Beard hairs have pros and cons. They are mainly 1-hair grafts (albeit at times they can mainly be 2-hair grafts in some individuals), so they may lack density in comparison to 2- and 3-hair grafts obtained from scalp. However, they typically tend to be a thicker diameter than most scalp 1-hair grafts so they can positively contribute to visual density but would not look natural in the hairline. Beard hairs are not as smooth as scalp hairs, so they serve as great fillers but cannot be placed in a localized, exposed fashion. Consequently, to make them blend better with other hairs, the beard hairs were also placed into the midscalp. Because his crown had already been narrowed by previous scalp reductions, a fewer number of grafts was sufficient to make the difference to cover the deformity. It was imperative to design the recipient sites in a radial fashion to mimic crown hair in a natural way and to overcome the unnatural compression of the patient’s whorl due to prior scalp reductions.
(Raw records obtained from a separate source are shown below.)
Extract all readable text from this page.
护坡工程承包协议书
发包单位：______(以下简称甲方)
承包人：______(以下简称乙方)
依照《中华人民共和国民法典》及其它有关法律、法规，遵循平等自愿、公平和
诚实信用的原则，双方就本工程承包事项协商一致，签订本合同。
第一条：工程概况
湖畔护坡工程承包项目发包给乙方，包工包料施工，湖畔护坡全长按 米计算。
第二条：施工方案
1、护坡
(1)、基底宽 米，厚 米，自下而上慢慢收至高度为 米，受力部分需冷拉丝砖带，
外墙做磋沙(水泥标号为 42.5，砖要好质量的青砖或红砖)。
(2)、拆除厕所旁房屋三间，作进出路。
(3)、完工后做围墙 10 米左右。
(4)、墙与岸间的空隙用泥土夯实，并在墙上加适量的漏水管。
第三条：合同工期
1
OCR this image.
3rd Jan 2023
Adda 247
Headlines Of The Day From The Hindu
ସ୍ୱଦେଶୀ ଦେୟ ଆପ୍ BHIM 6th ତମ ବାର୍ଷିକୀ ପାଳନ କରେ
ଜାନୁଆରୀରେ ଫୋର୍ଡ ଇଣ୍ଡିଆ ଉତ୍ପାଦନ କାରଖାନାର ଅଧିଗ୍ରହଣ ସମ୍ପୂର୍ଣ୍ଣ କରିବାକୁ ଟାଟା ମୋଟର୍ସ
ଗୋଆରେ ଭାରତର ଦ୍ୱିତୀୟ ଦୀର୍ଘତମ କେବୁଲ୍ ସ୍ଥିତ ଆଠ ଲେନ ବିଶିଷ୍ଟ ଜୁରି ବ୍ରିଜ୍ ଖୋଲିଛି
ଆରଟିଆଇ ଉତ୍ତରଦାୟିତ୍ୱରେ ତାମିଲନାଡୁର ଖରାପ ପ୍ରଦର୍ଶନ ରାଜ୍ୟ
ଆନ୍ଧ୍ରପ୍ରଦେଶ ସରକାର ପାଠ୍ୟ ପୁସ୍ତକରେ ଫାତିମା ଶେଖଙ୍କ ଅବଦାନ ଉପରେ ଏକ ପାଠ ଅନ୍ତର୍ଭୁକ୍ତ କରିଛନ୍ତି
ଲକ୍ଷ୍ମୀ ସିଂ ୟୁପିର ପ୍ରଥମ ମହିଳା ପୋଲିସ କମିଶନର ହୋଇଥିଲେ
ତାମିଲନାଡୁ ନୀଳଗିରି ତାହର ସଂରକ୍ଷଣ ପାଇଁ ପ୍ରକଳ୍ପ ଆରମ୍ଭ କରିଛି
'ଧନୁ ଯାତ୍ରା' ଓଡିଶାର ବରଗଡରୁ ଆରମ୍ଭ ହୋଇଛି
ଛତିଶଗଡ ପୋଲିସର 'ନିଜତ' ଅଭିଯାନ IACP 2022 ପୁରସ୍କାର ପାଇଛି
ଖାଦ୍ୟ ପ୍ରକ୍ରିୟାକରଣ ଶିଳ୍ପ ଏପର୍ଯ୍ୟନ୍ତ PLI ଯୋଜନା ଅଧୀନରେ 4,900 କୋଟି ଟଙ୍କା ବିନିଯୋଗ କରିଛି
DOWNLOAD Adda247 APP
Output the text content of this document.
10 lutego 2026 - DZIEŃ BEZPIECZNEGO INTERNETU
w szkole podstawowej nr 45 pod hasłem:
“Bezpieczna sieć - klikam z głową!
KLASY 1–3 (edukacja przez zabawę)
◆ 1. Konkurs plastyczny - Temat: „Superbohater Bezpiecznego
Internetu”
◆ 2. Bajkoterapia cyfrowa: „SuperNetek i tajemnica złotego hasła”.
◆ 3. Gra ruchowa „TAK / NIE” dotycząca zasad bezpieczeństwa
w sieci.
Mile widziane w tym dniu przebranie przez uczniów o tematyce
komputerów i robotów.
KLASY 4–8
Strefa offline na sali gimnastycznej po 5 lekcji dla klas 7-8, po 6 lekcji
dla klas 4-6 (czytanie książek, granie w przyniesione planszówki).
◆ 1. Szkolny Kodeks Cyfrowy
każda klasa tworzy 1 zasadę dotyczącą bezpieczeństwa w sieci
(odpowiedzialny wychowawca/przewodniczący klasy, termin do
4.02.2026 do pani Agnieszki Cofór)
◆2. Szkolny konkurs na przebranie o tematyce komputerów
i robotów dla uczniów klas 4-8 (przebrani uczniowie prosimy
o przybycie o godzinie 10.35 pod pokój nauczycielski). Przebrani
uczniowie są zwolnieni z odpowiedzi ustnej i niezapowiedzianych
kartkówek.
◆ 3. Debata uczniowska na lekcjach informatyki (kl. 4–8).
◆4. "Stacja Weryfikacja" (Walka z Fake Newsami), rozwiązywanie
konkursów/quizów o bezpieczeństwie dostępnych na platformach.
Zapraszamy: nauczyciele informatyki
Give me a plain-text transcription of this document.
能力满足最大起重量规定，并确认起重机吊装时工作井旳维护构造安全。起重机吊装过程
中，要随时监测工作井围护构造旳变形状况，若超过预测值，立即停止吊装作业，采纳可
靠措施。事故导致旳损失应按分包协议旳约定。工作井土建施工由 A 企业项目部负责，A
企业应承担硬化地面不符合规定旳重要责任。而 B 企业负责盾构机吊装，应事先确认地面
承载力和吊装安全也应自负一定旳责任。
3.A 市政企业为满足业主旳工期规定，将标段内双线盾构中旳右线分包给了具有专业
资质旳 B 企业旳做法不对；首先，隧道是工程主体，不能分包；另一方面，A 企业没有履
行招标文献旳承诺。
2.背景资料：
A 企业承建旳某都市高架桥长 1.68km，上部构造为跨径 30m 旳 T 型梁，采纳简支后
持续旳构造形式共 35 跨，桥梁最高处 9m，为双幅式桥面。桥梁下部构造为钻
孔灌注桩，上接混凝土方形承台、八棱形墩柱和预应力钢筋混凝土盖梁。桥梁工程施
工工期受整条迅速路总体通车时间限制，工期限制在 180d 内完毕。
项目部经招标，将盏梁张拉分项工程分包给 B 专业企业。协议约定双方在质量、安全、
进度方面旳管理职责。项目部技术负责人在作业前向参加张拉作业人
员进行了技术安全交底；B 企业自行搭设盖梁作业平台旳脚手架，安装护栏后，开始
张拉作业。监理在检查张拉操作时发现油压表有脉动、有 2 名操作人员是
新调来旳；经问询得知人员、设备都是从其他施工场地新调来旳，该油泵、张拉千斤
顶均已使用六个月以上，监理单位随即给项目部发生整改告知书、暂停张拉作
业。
Because the patient had potentially poor blood supply from so many prior hair transplant surgeries and scalp reductions, it was important to preserve blood supply and to improve graft survival by multiple methods to ensure that the result would be optimized and complications, minimized. Donor harvesting was undertaken very slowly and methodically, as per routine, to minimize risk of injury to the any of the deeper structures. Wound laxity was tested by harvesting a small segment of tissue and ensuring the wound be closed easily and tension-free before progressing. In the past 5 years, I have come to firmly believe that regenerative techniques like PRP, ACell, HypoThermosol, and ATP have become instrumental to optimize graft survival apart from excellent graft handling and preparation.
Finally, this case demonstrates how a combination of both FUT (strip harvesting) and FUE can be used simultaneously for optimal results in this patient.